Increased connective tissue around capillaries e.g. glomerulus in kidney
What is the name for a nodule of connective tissue in capillary?
Kimmelstiel-Wilson
Give one mechanism for how small vessel disease occurs in DM
Glucose added to proteins (= glycosylation)
Give some properties of glycosylation in small vessel disease
Non-enzymatic
Reversible at first
Irreversible if covalent bonds = Advanced Glycosylation End-products (AGEs)

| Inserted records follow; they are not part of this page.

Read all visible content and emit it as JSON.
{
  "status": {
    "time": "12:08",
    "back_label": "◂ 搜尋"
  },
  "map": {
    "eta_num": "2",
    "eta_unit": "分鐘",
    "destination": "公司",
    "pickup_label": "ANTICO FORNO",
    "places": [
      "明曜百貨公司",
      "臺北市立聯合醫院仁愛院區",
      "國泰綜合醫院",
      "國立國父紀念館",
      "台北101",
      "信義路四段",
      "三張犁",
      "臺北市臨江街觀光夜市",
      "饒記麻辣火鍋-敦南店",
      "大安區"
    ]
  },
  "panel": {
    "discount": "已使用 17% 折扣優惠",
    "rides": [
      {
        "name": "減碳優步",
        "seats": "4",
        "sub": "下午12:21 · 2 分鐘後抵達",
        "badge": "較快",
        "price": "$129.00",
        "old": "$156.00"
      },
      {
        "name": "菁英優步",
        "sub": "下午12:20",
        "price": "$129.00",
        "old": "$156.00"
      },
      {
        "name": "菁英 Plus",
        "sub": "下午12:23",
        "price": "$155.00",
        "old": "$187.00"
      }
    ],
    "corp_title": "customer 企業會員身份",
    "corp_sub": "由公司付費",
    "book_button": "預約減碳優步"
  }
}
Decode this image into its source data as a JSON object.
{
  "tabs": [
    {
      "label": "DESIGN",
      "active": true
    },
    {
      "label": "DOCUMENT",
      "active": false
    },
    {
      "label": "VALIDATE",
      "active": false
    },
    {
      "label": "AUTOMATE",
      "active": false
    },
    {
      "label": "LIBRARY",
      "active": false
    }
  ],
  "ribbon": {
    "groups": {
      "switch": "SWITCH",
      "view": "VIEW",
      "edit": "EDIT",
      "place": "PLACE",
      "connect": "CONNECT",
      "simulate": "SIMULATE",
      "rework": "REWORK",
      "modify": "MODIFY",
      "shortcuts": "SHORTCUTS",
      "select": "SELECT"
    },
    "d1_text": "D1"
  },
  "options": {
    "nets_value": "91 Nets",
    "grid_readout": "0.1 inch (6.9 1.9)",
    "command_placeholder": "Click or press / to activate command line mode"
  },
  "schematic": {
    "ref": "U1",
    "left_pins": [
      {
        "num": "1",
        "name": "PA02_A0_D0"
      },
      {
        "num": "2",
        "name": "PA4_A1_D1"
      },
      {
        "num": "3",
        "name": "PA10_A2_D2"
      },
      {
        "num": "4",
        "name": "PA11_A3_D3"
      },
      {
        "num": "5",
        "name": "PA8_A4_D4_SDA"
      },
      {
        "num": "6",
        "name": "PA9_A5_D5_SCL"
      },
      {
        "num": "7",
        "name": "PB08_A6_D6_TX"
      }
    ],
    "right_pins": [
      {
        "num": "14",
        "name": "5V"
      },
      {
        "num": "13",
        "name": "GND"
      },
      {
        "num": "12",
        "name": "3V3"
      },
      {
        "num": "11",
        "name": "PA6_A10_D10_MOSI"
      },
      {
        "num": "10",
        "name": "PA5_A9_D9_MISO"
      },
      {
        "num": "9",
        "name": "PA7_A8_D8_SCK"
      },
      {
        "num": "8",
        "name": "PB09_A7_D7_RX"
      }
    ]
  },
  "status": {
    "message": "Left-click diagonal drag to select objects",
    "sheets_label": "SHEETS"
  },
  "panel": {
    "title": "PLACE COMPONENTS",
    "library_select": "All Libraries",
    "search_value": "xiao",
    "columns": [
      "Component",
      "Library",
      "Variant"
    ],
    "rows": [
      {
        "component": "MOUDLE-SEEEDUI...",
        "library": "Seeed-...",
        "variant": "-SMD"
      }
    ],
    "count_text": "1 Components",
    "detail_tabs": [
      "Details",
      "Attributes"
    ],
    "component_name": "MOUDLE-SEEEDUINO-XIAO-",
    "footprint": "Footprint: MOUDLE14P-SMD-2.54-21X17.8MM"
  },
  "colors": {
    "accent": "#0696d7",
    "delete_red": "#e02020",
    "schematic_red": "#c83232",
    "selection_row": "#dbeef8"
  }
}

Give an example of glycosylation products in small vessels
Collagen is glycosylated; albumin fluxing out of cell will bind to glycosylated collagen (will not bind to it when not glycosylated); results in accumulation of albumin subendothelial space
Give another example of glycosylation products in small vessels
Normal basal lamina proteins dont crosslink and can be removed easily, but glycosylated proteins bind to their neighbours and become rigid (cant be easily removed), and persist even in normoglycaemia
Glycosylation in capillaries =
accumulation of TRAPPED plasma proteins + accumulation of CROSS-LINKED basal lamina proteins
Is large + small vessel disease in DM typically reversible or irreversible?
Irreversible when established
What setting does large + small vessel disease in DM usually occur?